Sri Lanka and Indonesia said at least 1 million people were driven from their homes in each country. Warships in Thailand steamed to remote tropical island resorts to search for survivors as air force helicopters in Sri Lanka and India rushed food and medicine to stricken areas.

In Sri Lanka — an island nation some 1,000 miles west of the epicenter — about 25,000 troops were deployed to crack down on sporadic, small-scale looting and to help in rescue efforts. About 200 inmates escaped from a prison in coastal Matara.

The U.S. Geological Survey said the quake's magnitude was 9.0 — the strongest since a 9.2-magnitude temblor in Alaska in 1964 and the fourth-largest in a century.

The quake occurred more than 6 miles deep and has been followed by powerful aftershocks. A 620-mile section of a geological plate shifted, triggering the tsunamis.

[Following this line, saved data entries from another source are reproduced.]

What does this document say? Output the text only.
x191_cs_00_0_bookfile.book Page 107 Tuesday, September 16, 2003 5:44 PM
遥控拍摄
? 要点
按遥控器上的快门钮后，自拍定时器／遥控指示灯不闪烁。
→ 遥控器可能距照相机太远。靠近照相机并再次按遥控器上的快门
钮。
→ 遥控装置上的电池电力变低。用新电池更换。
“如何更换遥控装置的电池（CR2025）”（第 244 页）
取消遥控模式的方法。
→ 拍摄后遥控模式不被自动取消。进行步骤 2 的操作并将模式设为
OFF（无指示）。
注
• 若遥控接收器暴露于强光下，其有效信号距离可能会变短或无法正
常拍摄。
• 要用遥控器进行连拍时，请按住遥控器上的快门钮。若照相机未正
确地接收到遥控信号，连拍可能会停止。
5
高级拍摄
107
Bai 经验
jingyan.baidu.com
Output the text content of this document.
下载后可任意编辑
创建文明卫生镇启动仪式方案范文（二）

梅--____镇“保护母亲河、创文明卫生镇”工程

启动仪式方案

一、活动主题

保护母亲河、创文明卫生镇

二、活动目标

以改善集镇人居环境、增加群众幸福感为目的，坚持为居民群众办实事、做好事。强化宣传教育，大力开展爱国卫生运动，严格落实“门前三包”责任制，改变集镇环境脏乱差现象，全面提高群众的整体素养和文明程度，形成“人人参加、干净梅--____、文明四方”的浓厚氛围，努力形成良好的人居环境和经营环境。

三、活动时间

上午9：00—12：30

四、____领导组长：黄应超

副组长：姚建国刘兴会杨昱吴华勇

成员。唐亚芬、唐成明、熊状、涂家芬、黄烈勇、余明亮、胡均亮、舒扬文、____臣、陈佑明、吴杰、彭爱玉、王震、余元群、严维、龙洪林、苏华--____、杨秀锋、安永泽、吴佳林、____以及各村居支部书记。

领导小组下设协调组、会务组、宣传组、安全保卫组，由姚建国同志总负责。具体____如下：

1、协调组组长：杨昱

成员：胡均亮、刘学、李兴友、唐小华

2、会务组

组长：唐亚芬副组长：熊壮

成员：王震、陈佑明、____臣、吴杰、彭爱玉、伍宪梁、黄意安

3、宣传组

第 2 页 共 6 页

Countries around the world had people among the dead. Britain reported 11 of its citizens had died; Norway 10; Sweden 9; Japan 9; Germany four; Denmark three.

Those numbers likely would rise. Sri Lanka said 72 foreign tourists were killed, and Thailand said 35 of the dead were foreigners.

President Bush expressed his condolences over the "terrible loss of life and suffering." From the Vatican, Pope John Paul II led appeals for aid.

Aid agencies and governments around the world began pouring relief supplies into the region Monday. Japan, China, Russia and Israel were among the countries sending teams of experts.